In the spirit of open-minded enquiry, the BBC’s Tom Edwards has ventured to Paris to see a driverless Metro line in action, and in doing so, has shown very clearly why it isn’t going to happen in London within the next decade, and most likely the decade after that. RATP, who operate the system, have automated Line 1, and this seems to work well. But the detail should be carefully examined.
Back to the press release drawing board, chaps! Yikes!!
The trains are built for automatic operation and have no cabs, unlike all those in service or on order for London. “Barriers similar to those on the Jubilee line protect all of the platforms” Edwards tells, meaning that part of the Jubilee Line between Westminster and North Greenwich, which has platform doors – and, moreover, was designed from the start to work with them, unlike older Tube lines.
“Ligne 1 is not a deep line, the tunnels are well lit and they are very wide” Edwards continues. Stations are also very close together, and all of that will make ventilation easier. And the idea of full-size trains and platform doors has also been utilised on Lines 9 and 10 in Barcelona, new build routes with full automation. Paris’ Line 1 was an existing route, but had to be adapted with platform doors before automation.
So the lesson is that there have to be platform doors. Moreover, Line 1 in Paris is almost totally below ground, and 9 and 10 in Barcelona completely so. Apart from the Waterloo and City and Victoria Lines, no London route shares this attribute, and that is why, even with Automatic Train Operation (ATO), manual intervention is so often required – surface running means weather and potentially trespass.
And no London Underground route suitable for automatic operation will have new trains for many years: the Victoria has just bedded in a new fleet, so the Waterloo and City would be first. Platform doors should not be a problem, as there is little potential problem ventilating tunnels (trains approach Bank slowly, so there is little air circulation effect, and Waterloo is not in tunnel).

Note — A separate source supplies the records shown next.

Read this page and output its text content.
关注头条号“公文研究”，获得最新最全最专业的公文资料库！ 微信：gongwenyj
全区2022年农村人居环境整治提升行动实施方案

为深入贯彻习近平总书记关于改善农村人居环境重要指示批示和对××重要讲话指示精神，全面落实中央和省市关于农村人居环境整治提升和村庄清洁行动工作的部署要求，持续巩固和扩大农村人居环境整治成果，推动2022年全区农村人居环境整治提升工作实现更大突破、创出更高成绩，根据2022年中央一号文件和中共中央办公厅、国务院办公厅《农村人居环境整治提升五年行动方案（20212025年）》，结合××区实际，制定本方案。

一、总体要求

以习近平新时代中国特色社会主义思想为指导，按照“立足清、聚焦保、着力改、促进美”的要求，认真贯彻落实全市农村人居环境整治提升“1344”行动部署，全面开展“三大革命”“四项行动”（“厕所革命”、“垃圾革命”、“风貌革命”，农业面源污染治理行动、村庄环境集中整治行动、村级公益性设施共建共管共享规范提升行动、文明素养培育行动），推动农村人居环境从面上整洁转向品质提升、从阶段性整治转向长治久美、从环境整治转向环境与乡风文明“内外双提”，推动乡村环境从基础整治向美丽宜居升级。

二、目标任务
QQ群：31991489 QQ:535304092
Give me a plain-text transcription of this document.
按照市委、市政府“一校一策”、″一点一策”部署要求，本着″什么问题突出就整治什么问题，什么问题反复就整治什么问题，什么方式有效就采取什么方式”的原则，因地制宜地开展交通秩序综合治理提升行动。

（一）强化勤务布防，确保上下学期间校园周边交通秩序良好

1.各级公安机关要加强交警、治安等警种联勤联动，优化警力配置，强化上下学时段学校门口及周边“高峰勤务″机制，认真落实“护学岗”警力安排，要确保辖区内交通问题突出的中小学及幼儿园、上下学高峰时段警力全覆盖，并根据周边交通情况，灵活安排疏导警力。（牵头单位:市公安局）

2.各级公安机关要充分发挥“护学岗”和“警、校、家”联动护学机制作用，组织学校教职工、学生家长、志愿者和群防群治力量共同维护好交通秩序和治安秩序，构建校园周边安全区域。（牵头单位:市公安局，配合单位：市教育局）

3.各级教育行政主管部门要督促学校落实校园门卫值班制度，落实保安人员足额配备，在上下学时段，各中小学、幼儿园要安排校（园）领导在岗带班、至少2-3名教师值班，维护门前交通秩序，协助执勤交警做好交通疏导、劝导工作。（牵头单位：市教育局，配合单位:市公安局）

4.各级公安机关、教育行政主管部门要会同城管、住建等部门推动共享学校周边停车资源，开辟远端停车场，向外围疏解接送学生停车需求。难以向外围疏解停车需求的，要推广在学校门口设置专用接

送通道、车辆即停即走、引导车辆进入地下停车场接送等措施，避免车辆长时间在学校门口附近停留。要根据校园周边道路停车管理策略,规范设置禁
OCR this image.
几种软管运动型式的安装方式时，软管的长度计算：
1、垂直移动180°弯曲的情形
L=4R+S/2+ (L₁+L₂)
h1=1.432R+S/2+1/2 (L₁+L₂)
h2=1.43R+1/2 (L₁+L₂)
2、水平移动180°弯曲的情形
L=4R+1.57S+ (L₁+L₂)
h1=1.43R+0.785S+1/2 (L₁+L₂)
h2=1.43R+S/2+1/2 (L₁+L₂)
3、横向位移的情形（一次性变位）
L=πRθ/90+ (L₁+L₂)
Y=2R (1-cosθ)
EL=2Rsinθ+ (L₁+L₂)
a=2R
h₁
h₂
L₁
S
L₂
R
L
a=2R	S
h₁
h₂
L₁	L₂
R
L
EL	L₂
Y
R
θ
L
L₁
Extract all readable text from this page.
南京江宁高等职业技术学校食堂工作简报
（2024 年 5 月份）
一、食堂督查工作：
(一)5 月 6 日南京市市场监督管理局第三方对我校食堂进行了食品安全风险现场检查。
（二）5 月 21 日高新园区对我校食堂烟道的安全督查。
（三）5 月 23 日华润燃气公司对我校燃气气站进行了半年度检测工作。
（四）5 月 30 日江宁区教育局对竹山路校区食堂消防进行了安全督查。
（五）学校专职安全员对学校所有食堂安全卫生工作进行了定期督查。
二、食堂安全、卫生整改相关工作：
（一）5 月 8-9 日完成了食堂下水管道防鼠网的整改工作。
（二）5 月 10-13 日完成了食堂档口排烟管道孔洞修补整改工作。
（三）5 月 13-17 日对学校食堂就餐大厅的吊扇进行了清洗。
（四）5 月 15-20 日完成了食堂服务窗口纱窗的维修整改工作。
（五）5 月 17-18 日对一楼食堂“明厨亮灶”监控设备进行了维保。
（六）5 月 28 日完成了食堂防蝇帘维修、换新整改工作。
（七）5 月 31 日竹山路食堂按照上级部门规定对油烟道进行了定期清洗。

As for other Tube lines, the passage of the trains keeps the system ventilated. With platform doors, this could be seriously disrupted. So that would have to be proved. And those routes that currently have those “wide” tunnels are in the midst of receiving a fleet of new trains – with cabs – that will be expected to remain in service for another 35 years or so.
The Paris example, as Edwards points out, has been ten years in gestation. And it has required an investment of €1 billion to get to where they are today: London does not, at present, have any funds for new fleets of any kind. All of this means that there will not be any driverless trains on the London Underground while Bozza is around, and more than likely for many years after that.
Not that the usual suspects will stop and think before churning over his propaganda.